Als IWF und Weltbank nach der Lockerung des amerikanischen Wirtschaftsembargos 1993 an die Tür klopften, akzeptierte Vietnam zwar teilweise Kredite, weigerte sich jedoch beständig, die auf den Washington Consensus beruhenden "Ratschläge" der beiden Institutionen unbesehen anzunehmen. Stattdessen bedachte man erst die möglichen wirtschaftlichen Folgen, bevor man sich auf Privatisierungen oder Gesetzesänderungen einließ. So erhebt das Land beispielsweise hohe Zölle auf Verbrauchsgüter (und vor allem auf Luxuswaren), aber keine oder nur sehr niedrige auf Rohstoffe und Maschinen, die es nicht selbst produziert.
Auch zu einer Privatisierung natürlicher Monopole ließ sich das Land trotz inständigen IWF-Drängens nur sehr bedingt überreden. Anders als in Haiti ist das Bildungssystem überwiegend in staatlicher Hand – und weil fast jedes Kind neun Jahre lang eine Schule besucht, beträgt die Analphabetenrate nur etwa 10 Prozent. Im Gegensatz zur Wirtschaft Haitis, die in den letzten Jahren trotz eines sehr niedrigen Niveaus nur leicht wuchs, häufig aber auch stagnierte oder schrumpfte, bewegte sich das Wirtschaftswachstum des Staates am Mekong regelmäßig mit an der Weltspitze.
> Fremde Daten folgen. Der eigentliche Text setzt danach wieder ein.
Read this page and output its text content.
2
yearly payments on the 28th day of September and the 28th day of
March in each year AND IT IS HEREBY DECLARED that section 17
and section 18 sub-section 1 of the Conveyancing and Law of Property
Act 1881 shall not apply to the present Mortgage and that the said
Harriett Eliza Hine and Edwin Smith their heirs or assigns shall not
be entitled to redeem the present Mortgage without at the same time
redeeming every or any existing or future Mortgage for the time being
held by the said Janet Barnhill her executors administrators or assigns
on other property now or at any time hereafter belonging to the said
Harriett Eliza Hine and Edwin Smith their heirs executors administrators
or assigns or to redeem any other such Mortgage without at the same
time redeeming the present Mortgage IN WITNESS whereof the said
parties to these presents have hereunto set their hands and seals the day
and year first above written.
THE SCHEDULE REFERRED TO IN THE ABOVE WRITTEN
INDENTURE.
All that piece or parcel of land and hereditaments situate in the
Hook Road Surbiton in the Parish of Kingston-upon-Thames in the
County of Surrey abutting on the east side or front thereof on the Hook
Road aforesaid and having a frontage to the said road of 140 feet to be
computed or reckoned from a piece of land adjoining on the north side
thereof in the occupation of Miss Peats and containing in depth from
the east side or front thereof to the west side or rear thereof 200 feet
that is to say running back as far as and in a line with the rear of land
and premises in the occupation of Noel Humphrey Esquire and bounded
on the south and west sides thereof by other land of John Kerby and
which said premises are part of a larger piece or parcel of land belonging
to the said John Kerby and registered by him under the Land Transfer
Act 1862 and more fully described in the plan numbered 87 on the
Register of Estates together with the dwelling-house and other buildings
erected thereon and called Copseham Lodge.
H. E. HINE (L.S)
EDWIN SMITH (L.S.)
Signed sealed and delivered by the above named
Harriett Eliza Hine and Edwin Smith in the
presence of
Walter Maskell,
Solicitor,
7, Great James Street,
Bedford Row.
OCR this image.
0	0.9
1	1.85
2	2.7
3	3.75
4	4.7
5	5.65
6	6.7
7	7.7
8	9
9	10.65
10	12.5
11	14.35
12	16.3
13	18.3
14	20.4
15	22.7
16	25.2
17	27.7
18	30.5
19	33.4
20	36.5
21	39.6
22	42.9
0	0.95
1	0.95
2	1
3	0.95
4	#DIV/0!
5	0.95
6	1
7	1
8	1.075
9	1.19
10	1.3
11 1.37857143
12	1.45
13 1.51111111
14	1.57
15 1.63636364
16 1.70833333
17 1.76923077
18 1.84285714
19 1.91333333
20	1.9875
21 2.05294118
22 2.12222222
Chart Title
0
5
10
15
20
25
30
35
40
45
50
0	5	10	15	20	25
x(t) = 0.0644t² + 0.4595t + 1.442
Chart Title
Damit befindet sich Vietnam in Gesellschaft einer ganzen Reihe von Ländern, die sich ebenfalls nicht den von IWF und Weltbank als "Kur" verordneten Forderungen unterwarfen - und heute wirtschaftlich wesentlich besser dastehen als die Privatisierungsmusterschüler, welche die Auflagen des Internationalen Währungsfonds besonders eifrig erfüllten.